Surgical Repair Timeline
Cleft lip repair is generally performed when a baby is 3 to 5 months old. The surgeon closes the gap in the lip, aligning the skin, muscle, and tissue to restore both function and appearance. Cleft palate repair follows later, typically between 10 and 14 months, timed around the child’s development and airway size.
These initial surgeries are rarely the end of treatment. As the face grows, many children need additional procedures. Bone grafting to fill a gap in the gum line usually happens around age 8 to 10. Orthodontic work to align the teeth is common throughout adolescence. Some teens or young adults choose a nose revision once facial growth is complete. The specific path depends on the type and severity of the original cleft.
The Long-Term Care Team
Cleft care spans from birth into early adulthood, and no single specialist can cover everything. Children are followed by a craniofacial team that typically includes a plastic or oral surgeon, an orthodontist, a speech therapist, an ear-nose-and-throat specialist, a feeding specialist, a dentist, and a nurse coordinator who keeps all the moving pieces organized. A geneticist may also be involved to evaluate whether the cleft is part of a broader genetic condition.
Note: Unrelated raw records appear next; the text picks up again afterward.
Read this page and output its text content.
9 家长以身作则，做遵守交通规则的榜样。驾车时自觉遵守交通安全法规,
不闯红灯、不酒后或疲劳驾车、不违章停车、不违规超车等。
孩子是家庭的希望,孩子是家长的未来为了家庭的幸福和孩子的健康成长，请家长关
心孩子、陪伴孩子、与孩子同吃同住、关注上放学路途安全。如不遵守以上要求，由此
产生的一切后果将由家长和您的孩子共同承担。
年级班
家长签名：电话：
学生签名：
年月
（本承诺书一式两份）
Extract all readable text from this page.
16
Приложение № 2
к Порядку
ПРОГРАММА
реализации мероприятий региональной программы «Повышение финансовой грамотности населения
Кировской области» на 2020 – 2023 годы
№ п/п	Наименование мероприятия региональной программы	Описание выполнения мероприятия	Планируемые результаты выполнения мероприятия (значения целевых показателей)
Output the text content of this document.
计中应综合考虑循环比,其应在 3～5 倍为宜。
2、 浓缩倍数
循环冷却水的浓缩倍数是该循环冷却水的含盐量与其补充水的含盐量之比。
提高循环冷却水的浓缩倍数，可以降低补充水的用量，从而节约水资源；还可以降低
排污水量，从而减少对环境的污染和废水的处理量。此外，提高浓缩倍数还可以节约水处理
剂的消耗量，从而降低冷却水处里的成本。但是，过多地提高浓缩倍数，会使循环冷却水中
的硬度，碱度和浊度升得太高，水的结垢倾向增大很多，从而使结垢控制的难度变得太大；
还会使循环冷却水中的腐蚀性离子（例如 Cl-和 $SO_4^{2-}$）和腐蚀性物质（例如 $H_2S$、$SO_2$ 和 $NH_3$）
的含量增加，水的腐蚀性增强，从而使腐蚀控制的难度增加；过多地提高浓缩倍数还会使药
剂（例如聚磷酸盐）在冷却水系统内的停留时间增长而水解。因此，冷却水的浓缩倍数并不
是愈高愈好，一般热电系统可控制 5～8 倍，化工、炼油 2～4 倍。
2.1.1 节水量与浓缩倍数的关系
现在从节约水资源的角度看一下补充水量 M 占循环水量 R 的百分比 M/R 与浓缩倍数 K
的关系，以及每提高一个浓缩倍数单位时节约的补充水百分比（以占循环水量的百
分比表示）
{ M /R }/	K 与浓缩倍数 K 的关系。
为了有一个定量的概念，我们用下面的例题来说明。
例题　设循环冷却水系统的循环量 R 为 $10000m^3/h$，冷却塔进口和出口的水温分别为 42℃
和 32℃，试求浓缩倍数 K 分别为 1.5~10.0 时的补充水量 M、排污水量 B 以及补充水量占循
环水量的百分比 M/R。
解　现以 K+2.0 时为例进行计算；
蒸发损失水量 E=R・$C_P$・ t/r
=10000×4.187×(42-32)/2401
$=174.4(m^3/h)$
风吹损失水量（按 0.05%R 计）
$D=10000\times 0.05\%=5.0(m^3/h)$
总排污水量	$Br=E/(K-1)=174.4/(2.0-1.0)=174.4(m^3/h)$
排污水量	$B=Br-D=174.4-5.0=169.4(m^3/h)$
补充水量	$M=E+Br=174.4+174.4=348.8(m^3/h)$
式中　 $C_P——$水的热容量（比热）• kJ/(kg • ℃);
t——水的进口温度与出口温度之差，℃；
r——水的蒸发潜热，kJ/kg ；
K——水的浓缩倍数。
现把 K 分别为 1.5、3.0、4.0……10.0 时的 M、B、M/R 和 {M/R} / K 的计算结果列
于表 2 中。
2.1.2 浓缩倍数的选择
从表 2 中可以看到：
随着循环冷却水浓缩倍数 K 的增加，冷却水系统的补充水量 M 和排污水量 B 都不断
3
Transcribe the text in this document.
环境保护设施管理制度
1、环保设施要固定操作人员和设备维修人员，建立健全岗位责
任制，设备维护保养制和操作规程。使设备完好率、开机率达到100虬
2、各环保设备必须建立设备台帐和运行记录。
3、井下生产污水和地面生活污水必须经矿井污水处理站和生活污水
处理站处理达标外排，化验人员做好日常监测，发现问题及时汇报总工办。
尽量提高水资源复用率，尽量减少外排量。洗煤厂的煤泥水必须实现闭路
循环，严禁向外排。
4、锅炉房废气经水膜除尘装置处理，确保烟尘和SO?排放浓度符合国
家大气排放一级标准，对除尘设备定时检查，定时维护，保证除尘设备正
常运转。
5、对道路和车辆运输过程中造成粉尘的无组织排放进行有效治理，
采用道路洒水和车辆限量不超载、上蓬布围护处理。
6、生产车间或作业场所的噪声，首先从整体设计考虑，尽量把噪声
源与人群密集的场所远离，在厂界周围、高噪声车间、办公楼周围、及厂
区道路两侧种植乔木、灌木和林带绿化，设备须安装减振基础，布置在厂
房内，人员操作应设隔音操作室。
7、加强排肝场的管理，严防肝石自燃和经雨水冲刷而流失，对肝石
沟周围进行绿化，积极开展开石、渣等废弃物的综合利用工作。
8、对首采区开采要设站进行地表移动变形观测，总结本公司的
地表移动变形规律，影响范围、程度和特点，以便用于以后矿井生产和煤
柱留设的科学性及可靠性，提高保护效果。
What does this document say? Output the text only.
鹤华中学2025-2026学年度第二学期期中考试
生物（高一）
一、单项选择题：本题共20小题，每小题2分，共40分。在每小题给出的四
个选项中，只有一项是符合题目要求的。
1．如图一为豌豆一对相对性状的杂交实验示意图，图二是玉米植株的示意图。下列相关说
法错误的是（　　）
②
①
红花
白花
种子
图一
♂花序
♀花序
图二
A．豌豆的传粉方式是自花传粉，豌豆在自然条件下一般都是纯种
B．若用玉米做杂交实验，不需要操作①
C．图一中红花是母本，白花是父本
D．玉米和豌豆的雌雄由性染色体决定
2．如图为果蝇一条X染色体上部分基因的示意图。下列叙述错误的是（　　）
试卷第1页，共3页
The family is considered part of this team. Appointments are usually consolidated so that a child can see multiple specialists in a single visit rather than bouncing between offices throughout the month. Social workers on the team help navigate insurance coverage and connect families with support networks. This coordinated model exists because the needs of a child with a cleft shift over time: feeding support gives way to speech therapy, which overlaps with dental care, which leads into orthodontics and sometimes later surgeries. Each phase builds on the last.